Professional tennis has grown up, and with it has emerged the best exemplar of the game in its contemporary history, Roger Federer. Not hailing from the countries that traditionally provide the greatest tennis champions – England, Australia, France, Spain, Germany, America – Federer was born and raised in Switzerland, and I began to follow him on the junior circuit when he was barely known or watched by anyone. 

I happened to see him during a now-forgotten match in the mists of late 1990s and was supremely impressed by something that superseded even his natural, gifted athleticism: his unique ability to win or lose with grace and humanity without the firecrackers and rude rawness that defined so much of the McEnroe/Connors era. It was such a refreshing contrast.

There seemed to be no bad-boy in this talented Swiss lad. Quite the opposite. He was the natural anti-McEnroe/Connors, and of course, he never would have expressed himself in that category, verbally or otherwise. Yet after the rah-rah racquet-smashing and smash-mouth tennis of the 70s and 80s, this model, charming tennis player was emerging rapidly.

As his fame grew, he was all the while reintroducing what had always been the tennis idyll – the idea of a gentleman on and off the court who never saw himself as bigger than the game. The Game was the thing — its history, its dignity, and its singular ability to be the most self-effacing of all major sports. 

For years, American tennis at its best had been an East Coast, club-based series of matches and friendships, defined by the wearing of all-white clothing and grass courts. At it looked outward and became more democratic and popular, tennis organically lost some of its understated majesty and brio.
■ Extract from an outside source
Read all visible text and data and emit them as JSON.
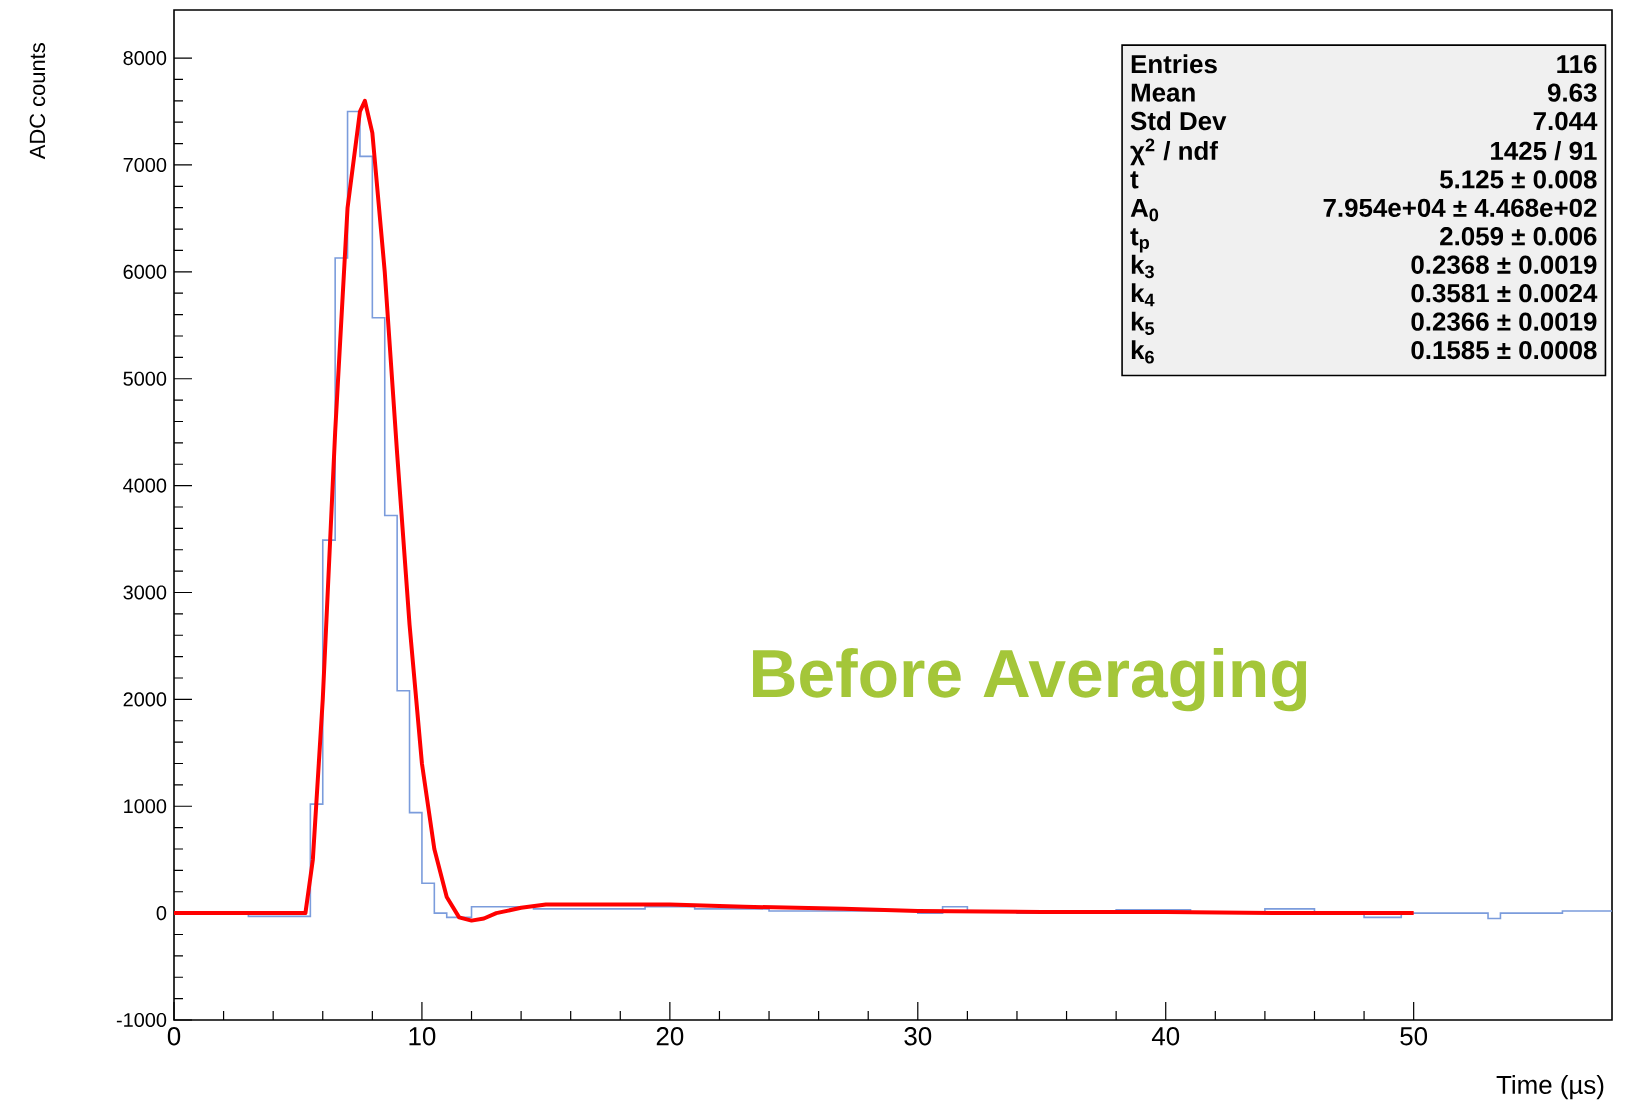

Federer, almost single-handedly, in his personal elegance of manner and devotion to fair play, had brought that elan back, and it will always be his greatest legacy short of his incredible win/loss record. At 38 — an age that most tennis players would have considered retiring by long ago – Federer not only plays on and on, but seems to go on winning, having lost by a cat’s whisker at Wimbledon in July.

But there is something else, and it matters deeply.
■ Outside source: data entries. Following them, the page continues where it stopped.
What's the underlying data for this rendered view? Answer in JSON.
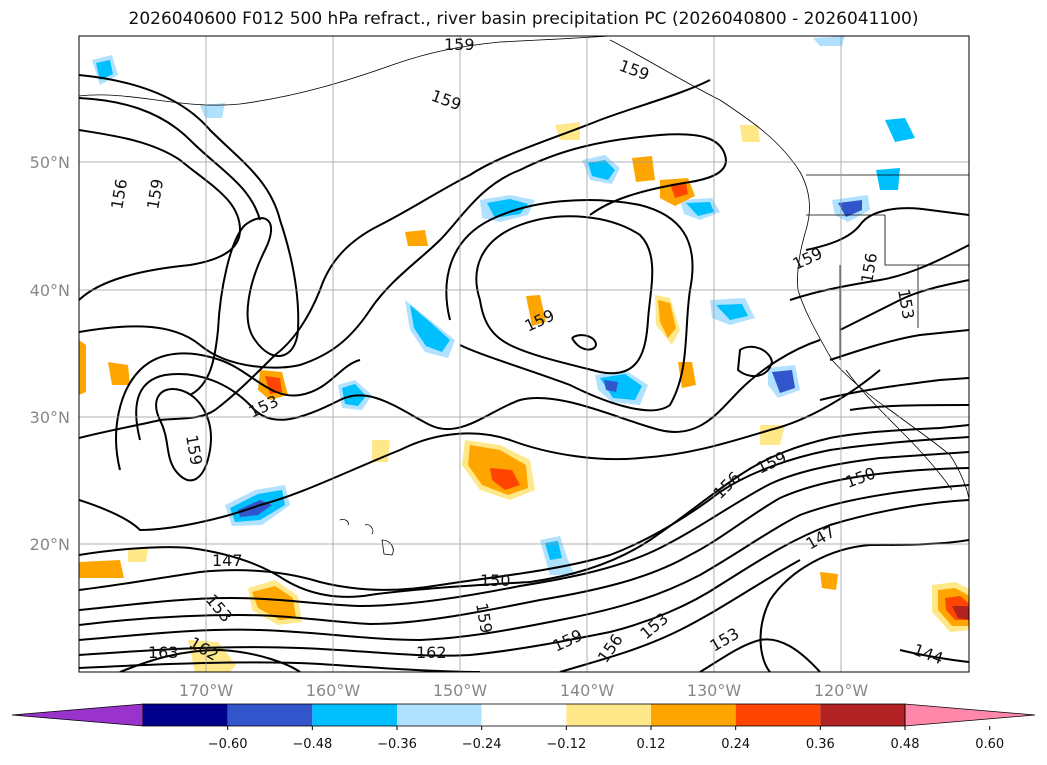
{
  "chart_data": {
    "type": "contour-map",
    "title": "2026040600 F012 500 hPa refract., river basin precipitation PC (2026040800 - 2026041100)",
    "lat_ticks": [
      "50°N",
      "40°N",
      "30°N",
      "20°N"
    ],
    "lon_ticks": [
      "170°W",
      "160°W",
      "150°W",
      "140°W",
      "130°W",
      "120°W"
    ],
    "colorbar": {
      "ticks": [
        "−0.60",
        "−0.48",
        "−0.36",
        "−0.24",
        "−0.12",
        "0.12",
        "0.24",
        "0.36",
        "0.48",
        "0.60"
      ],
      "colors": [
        "#9933cc",
        "#00008b",
        "#3355cc",
        "#00bfff",
        "#b0e2ff",
        "#ffffff",
        "#ffe88a",
        "#ffa500",
        "#ff4500",
        "#b22222",
        "#ff88aa"
      ]
    },
    "contour_labels": [
      "159",
      "159",
      "156",
      "159",
      "159",
      "153",
      "159",
      "147",
      "150",
      "153",
      "159",
      "163",
      "162",
      "162",
      "159",
      "156",
      "153",
      "153",
      "156",
      "159",
      "150",
      "147",
      "159",
      "156",
      "153",
      "144",
      "159"
    ]
  },
  "colors": {
    "contour": "#000000",
    "grid": "#999999",
    "coast": "#000000",
    "label_gray": "#888888"
  }
}
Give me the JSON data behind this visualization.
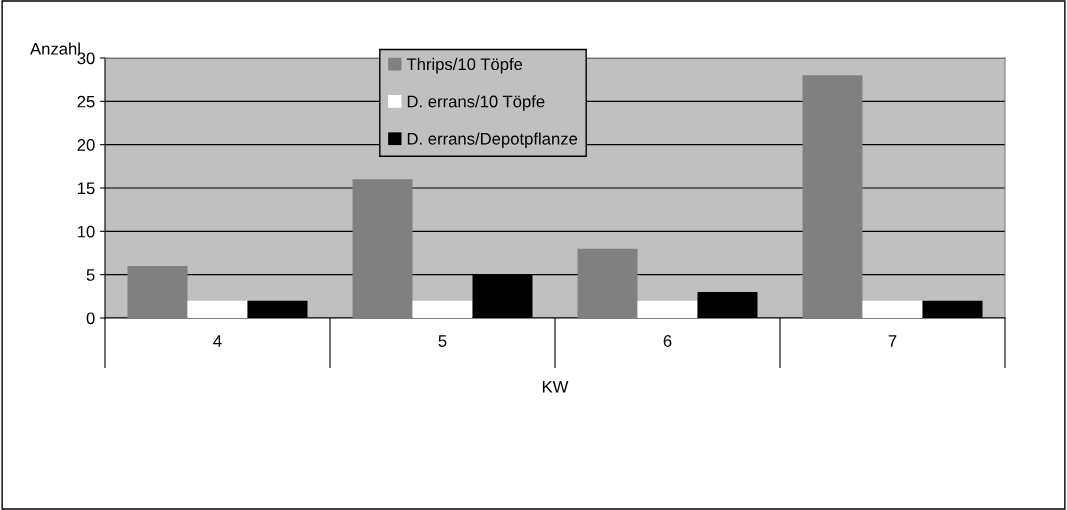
{
  "chart_data": {
    "type": "bar",
    "ylabel": "Anzahl",
    "xlabel": "KW",
    "categories": [
      "4",
      "5",
      "6",
      "7"
    ],
    "series": [
      {
        "name": "Thrips/10 Töpfe",
        "color": "#808080",
        "values": [
          6,
          16,
          8,
          28
        ]
      },
      {
        "name": "D. errans/10 Töpfe",
        "color": "#ffffff",
        "values": [
          2,
          2,
          2,
          2
        ]
      },
      {
        "name": "D. errans/Depotpflanze",
        "color": "#000000",
        "values": [
          2,
          5,
          3,
          2
        ]
      }
    ],
    "ylim": [
      0,
      30
    ],
    "yticks": [
      0,
      5,
      10,
      15,
      20,
      25,
      30
    ],
    "grid": "y",
    "legend": "top"
  }
}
For those who know something of Federer’s personal life, one learns it is not defined by his titles and prize money and endorsements – all of which are voluminous and historic by any objective metric. He is defined rather by his deep and abiding commitment to his wife and children. In fact, Federer is the father of two sets of twins – two boys and two girls – and they travel together as a family wherever he happens to be on the globe. His parents, to whom he remains devoted, attend most of his matches.
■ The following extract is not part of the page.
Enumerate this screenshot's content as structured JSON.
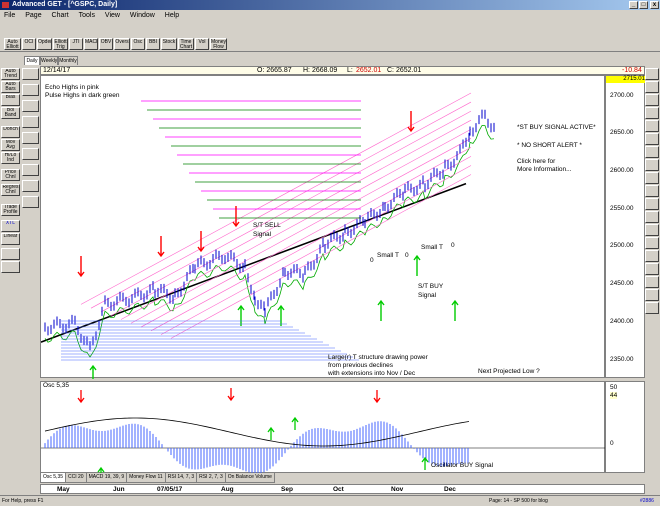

After achieving Championship Point twice at Wimbledon, and still losing, as Federer did just weeks ago, most players would have receded into near-depression and perhaps a series of therapeutic self-help sessions. Not him.

Instead, the entire Federer family went camping. He told a reporter in New York recently that it is difficult to become self-subsumed and preoccupied by a series of what-if’s if you are with your wife and children, in a remote area, building campfires, cooking, swimming, and focusing on what really matters in life.

God’s grace takes various forms; it is expressed in ways often mysterious to its profoundest recipients. Roger Federer is both graceful on and off the court; that grace and magnanimity is at the heart of his conception of the meaning and purpose of sports at the highest level. He seems organically to always keep the big picture in mind which is a singular gift.

What a nourishing manner in which to navigate life; what a wonderful way to reveal one’s priorities away from nets and fans and trophy cases; and what a quiet and powerful and dignified way in which to show what really are the principles that define the greatest game ever played. These are the virtues that constitute a worthy and limitless legacy.